Thursday, June 25, 2015

Gratefulness Vs Discharge guilt

I've been having a rough time of late.

There. I said it.

Um, there was supposed to be a massive weight lifted off my shoulders when I admitted it, wasn't there? Yet here I am, struggling to stand upright under the pressure. The pressure of what, I'm not entirely sure. Motherhood? Life? My white, middle class privilege?

I can pinpoint exactly where it all started. It was in Princess Margaret Hospital with Bobbin and Tricky.

Hospital is never a nice place to be, particularly a childrens' hospital. While it makes the kids better, it seems to simultaneously suck the life out of the parents and school them in how to count your blessings.

We were there for two weeks, which in the scheme of things is such a short time. For an otherwise healthy kid, though, two weeks is forever to be requiring oxygen. Every day they'd come and check her and say "maybe tomorrow", and every day we moved further past our 'estimated date of discharge' written on Bobbin's name board.

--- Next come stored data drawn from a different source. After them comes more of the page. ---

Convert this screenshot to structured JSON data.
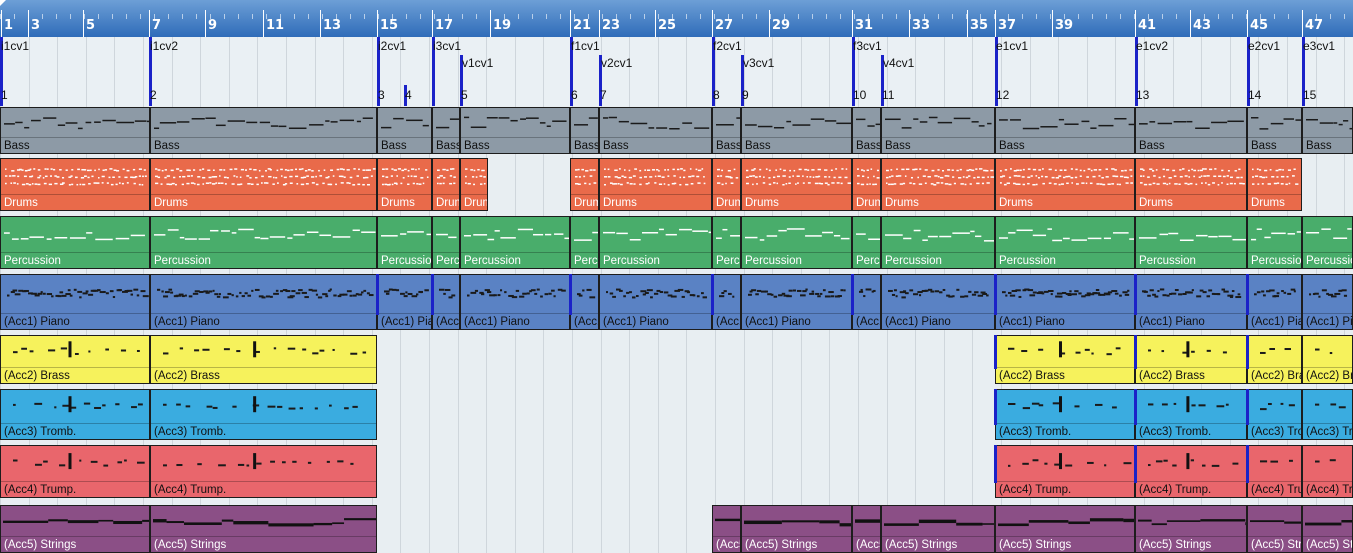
{
  "ruler": {
    "bar_numbers": [
      "1",
      "3",
      "5",
      "7",
      "9",
      "11",
      "13",
      "15",
      "17",
      "19",
      "21",
      "23",
      "25",
      "27",
      "29",
      "31",
      "33",
      "35",
      "37",
      "39",
      "41",
      "43",
      "45",
      "47"
    ]
  },
  "markers": {
    "rows": [
      [
        {
          "label": "i1cv1"
        },
        {
          "label": "i1cv2"
        },
        {
          "label": "i2cv1"
        },
        {
          "label": "i3cv1"
        },
        {
          "label": "f1cv1"
        },
        {
          "label": "f2cv1"
        },
        {
          "label": "f3cv1"
        },
        {
          "label": "e1cv1"
        },
        {
          "label": "e1cv2"
        },
        {
          "label": "e2cv1"
        },
        {
          "label": "e3cv1"
        }
      ],
      [
        {
          "label": "v1cv1"
        },
        {
          "label": "v2cv1"
        },
        {
          "label": "v3cv1"
        },
        {
          "label": "v4cv1"
        }
      ]
    ],
    "numbers": [
      "1",
      "2",
      "3",
      "4",
      "5",
      "6",
      "7",
      "8",
      "9",
      "10",
      "11",
      "12",
      "13",
      "14",
      "15"
    ]
  },
  "tracks": [
    {
      "key": "bass",
      "color": "#8d9aa6",
      "label_color": "#111111",
      "regions": [
        {
          "label": "Bass"
        },
        {
          "label": "Bass"
        },
        {
          "label": "Bass"
        },
        {
          "label": "Bass"
        },
        {
          "label": "Bass"
        },
        {
          "label": "Bass"
        },
        {
          "label": "Bass"
        },
        {
          "label": "Bass"
        },
        {
          "label": "Bass"
        },
        {
          "label": "Bass"
        },
        {
          "label": "Bass"
        },
        {
          "label": "Bass"
        },
        {
          "label": "Bass"
        },
        {
          "label": "Bass"
        },
        {
          "label": "Bass"
        }
      ]
    },
    {
      "key": "drums",
      "color": "#e96a4a",
      "label_color": "#ffffff",
      "regions": [
        {
          "label": "Drums"
        },
        {
          "label": "Drums"
        },
        {
          "label": "Drums"
        },
        {
          "label": "Drums"
        },
        {
          "label": "Drums"
        },
        {
          "label": "Drums"
        },
        {
          "label": "Drums"
        },
        {
          "label": "Drums"
        },
        {
          "label": "Drums"
        },
        {
          "label": "Drums"
        },
        {
          "label": "Drums"
        },
        {
          "label": "Drums"
        },
        {
          "label": "Drums"
        },
        {
          "label": "Drums"
        }
      ]
    },
    {
      "key": "percussion",
      "color": "#49ad6b",
      "label_color": "#ffffff",
      "regions": [
        {
          "label": "Percussion"
        },
        {
          "label": "Percussion"
        },
        {
          "label": "Percussion"
        },
        {
          "label": "Percussion"
        },
        {
          "label": "Percussion"
        },
        {
          "label": "Percussion"
        },
        {
          "label": "Percussion"
        },
        {
          "label": "Percussion"
        },
        {
          "label": "Percussion"
        },
        {
          "label": "Percussion"
        },
        {
          "label": "Percussion"
        },
        {
          "label": "Percussion"
        },
        {
          "label": "Percussion"
        },
        {
          "label": "Percussion"
        },
        {
          "label": "Percussion"
        }
      ]
    },
    {
      "key": "piano",
      "color": "#5a82c4",
      "label_color": "#111111",
      "regions": [
        {
          "label": "(Acc1) Piano"
        },
        {
          "label": "(Acc1) Piano"
        },
        {
          "label": "(Acc1) Piano"
        },
        {
          "label": "(Acc1) Piano"
        },
        {
          "label": "(Acc1) Piano"
        },
        {
          "label": "(Acc1) Piano"
        },
        {
          "label": "(Acc1) Piano"
        },
        {
          "label": "(Acc1) Piano"
        },
        {
          "label": "(Acc1) Piano"
        },
        {
          "label": "(Acc1) Piano"
        },
        {
          "label": "(Acc1) Piano"
        },
        {
          "label": "(Acc1) Piano"
        },
        {
          "label": "(Acc1) Piano"
        },
        {
          "label": "(Acc1) Piano"
        },
        {
          "label": "(Acc1) Piano"
        }
      ]
    },
    {
      "key": "brass",
      "color": "#f6f25c",
      "label_color": "#111111",
      "regions": [
        {
          "label": "(Acc2) Brass"
        },
        {
          "label": "(Acc2) Brass"
        },
        {
          "label": "(Acc2) Brass"
        },
        {
          "label": "(Acc2) Brass"
        },
        {
          "label": "(Acc2) Brass"
        },
        {
          "label": "(Acc2) Brass"
        }
      ]
    },
    {
      "key": "tromb",
      "color": "#3aace0",
      "label_color": "#111111",
      "regions": [
        {
          "label": "(Acc3) Tromb."
        },
        {
          "label": "(Acc3) Tromb."
        },
        {
          "label": "(Acc3) Tromb."
        },
        {
          "label": "(Acc3) Tromb."
        },
        {
          "label": "(Acc3) Tromb."
        },
        {
          "label": "(Acc3) Tromb."
        }
      ]
    },
    {
      "key": "trump",
      "color": "#e9666c",
      "label_color": "#111111",
      "regions": [
        {
          "label": "(Acc4) Trump."
        },
        {
          "label": "(Acc4) Trump."
        },
        {
          "label": "(Acc4) Trump."
        },
        {
          "label": "(Acc4) Trump."
        },
        {
          "label": "(Acc4) Trump."
        },
        {
          "label": "(Acc4) Trump."
        }
      ]
    },
    {
      "key": "strings",
      "color": "#8b4f86",
      "label_color": "#ffffff",
      "regions": [
        {
          "label": "(Acc5) Strings"
        },
        {
          "label": "(Acc5) Strings"
        },
        {
          "label": "(Acc5) Strings"
        },
        {
          "label": "(Acc5) Strings"
        },
        {
          "label": "(Acc5) Strings"
        },
        {
          "label": "(Acc5) Strings"
        },
        {
          "label": "(Acc5) Strings"
        },
        {
          "label": "(Acc5) Strings"
        },
        {
          "label": "(Acc5) Strings"
        },
        {
          "label": "(Acc5) Strings"
        }
      ]
    }
  ]
}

It was only on the eleventh day that they decided to refer us to the respiratory team after I'd begged for days to let us go home with an oxygen tank, just so we could get out there. The respiratory doctor came in and took charge, she made a plan of action to start antibiotics for atypical pneumonia, a blood test to confirm, and had a back up plan of a chest CT and bronchioscope if the meds didn't start working (there was a thought that Bobbin had perhaps aspirated some food in to her lungs).

 

The improvement was noticeable that afternoon and within 24 hours she was able to come off oxygen for the first time in twelve days and we could go home after two weeks. The original medical team came in and APOLOGIZED for not referring us sooner. I couldn't believe it. But it's my child, so of course she was atypical. She even had an atypical presentation of atypical (mycoplasma) pneumonia. No wonder the med team missed it.

So off we went home, and that should have been that. Apart from a residual cough, everything was fine for Bobbin.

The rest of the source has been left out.